The light emitters made of III–V alloys are the most important and widely used photonic devices because Si and Ge do not emit light due to their indirect band structures. The semiconductor laser is similar to the solid-state ruby laser and Ar+ gas laser in that the emitted radiation is highly monochromatic and produces a highly directional beam of light. However, the semiconductor laser is much smaller (on the order of 0.25 mm long) than other lasers and is easily modulated at high frequencies simply by modulating the injected current. Because of these unique properties, the semiconductor laser is one of the most important light sources for optical-fiber communication. It also has many applications in consumer electronics such as optical reading, laser printing, and face ID, to mention just a few. In addition, semiconductor lasers have significant applications in many areas of basic research and technology, such as high-resolution gas spectroscopy and atmospheric pollution monitoring. A related important photonic device is the light-emitting diode (LED), which has a device structure very similar to the semiconductor injection laser but without a resonant optical cavity.
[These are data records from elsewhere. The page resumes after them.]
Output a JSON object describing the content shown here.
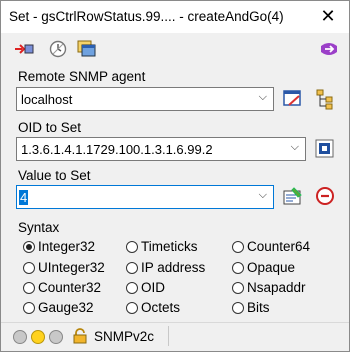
{
  "window": {
    "title": "Set - gsCtrlRowStatus.99.... - createAndGo(4)"
  },
  "toolbar": {
    "icons": [
      "set-request-icon",
      "stopwatch-icon",
      "window-list-icon",
      "help-icon"
    ]
  },
  "agent": {
    "label": "Remote SNMP agent",
    "value": "localhost"
  },
  "oid": {
    "label": "OID to Set",
    "value": "1.3.6.1.4.1.1729.100.1.3.1.6.99.2"
  },
  "value_to_set": {
    "label": "Value to Set",
    "value": "4"
  },
  "syntax": {
    "label": "Syntax",
    "selected": "Integer32",
    "options": [
      "Integer32",
      "Timeticks",
      "Counter64",
      "UInteger32",
      "IP address",
      "Opaque",
      "Counter32",
      "OID",
      "Nsapaddr",
      "Gauge32",
      "Octets",
      "Bits"
    ]
  },
  "status": {
    "version": "SNMPv2c",
    "lights": [
      "#c8c8c8",
      "#ffd21e",
      "#c8c8c8"
    ]
  }
}
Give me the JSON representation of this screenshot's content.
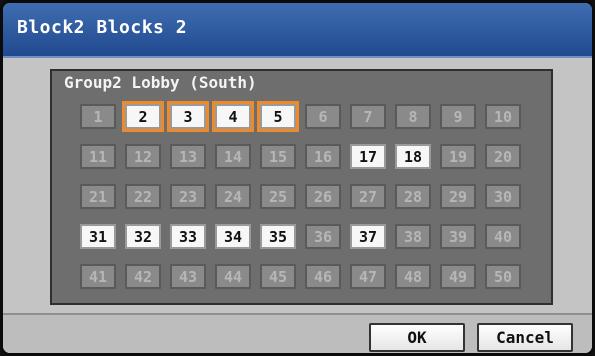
{
  "dialog": {
    "title": "Block2 Blocks 2",
    "group_label": "Group2 Lobby (South)"
  },
  "grid": {
    "units": [
      "1",
      "2",
      "3",
      "4",
      "5",
      "6",
      "7",
      "8",
      "9",
      "10",
      "11",
      "12",
      "13",
      "14",
      "15",
      "16",
      "17",
      "18",
      "19",
      "20",
      "21",
      "22",
      "23",
      "24",
      "25",
      "26",
      "27",
      "28",
      "29",
      "30",
      "31",
      "32",
      "33",
      "34",
      "35",
      "36",
      "37",
      "38",
      "39",
      "40",
      "41",
      "42",
      "43",
      "44",
      "45",
      "46",
      "47",
      "48",
      "49",
      "50"
    ],
    "active": [
      2,
      3,
      4,
      5,
      17,
      18,
      31,
      32,
      33,
      34,
      35,
      37
    ],
    "selected": [
      2,
      3,
      4,
      5
    ]
  },
  "buttons": {
    "ok_label": "OK",
    "cancel_label": "Cancel"
  },
  "colors": {
    "title_bar": "#2f5ea4",
    "selection_outline": "#ec8a2c",
    "panel": "#6e6e6e"
  }
}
Today, visible LEDs play a leading role in displays and solid-state lighting applications. In this chapter, the device physics, structures, and characteristics of many types of heterostructure lasers are discussed. The current status and challenges of visible LEDs are briefly reviewed. In addition, the quantum cascade laser based on unipolar inter-subband transitions for long-wavelength applications is introduced. Also discussed is the mid-infrared quantum-well infrared photodetector, operating based on the same unipolar inter-subband optical transition. Finally, the concept of optoelectronic integration is demonstrated in the transistor laser where both transistor and laser operation are realized simultaneously in the same device.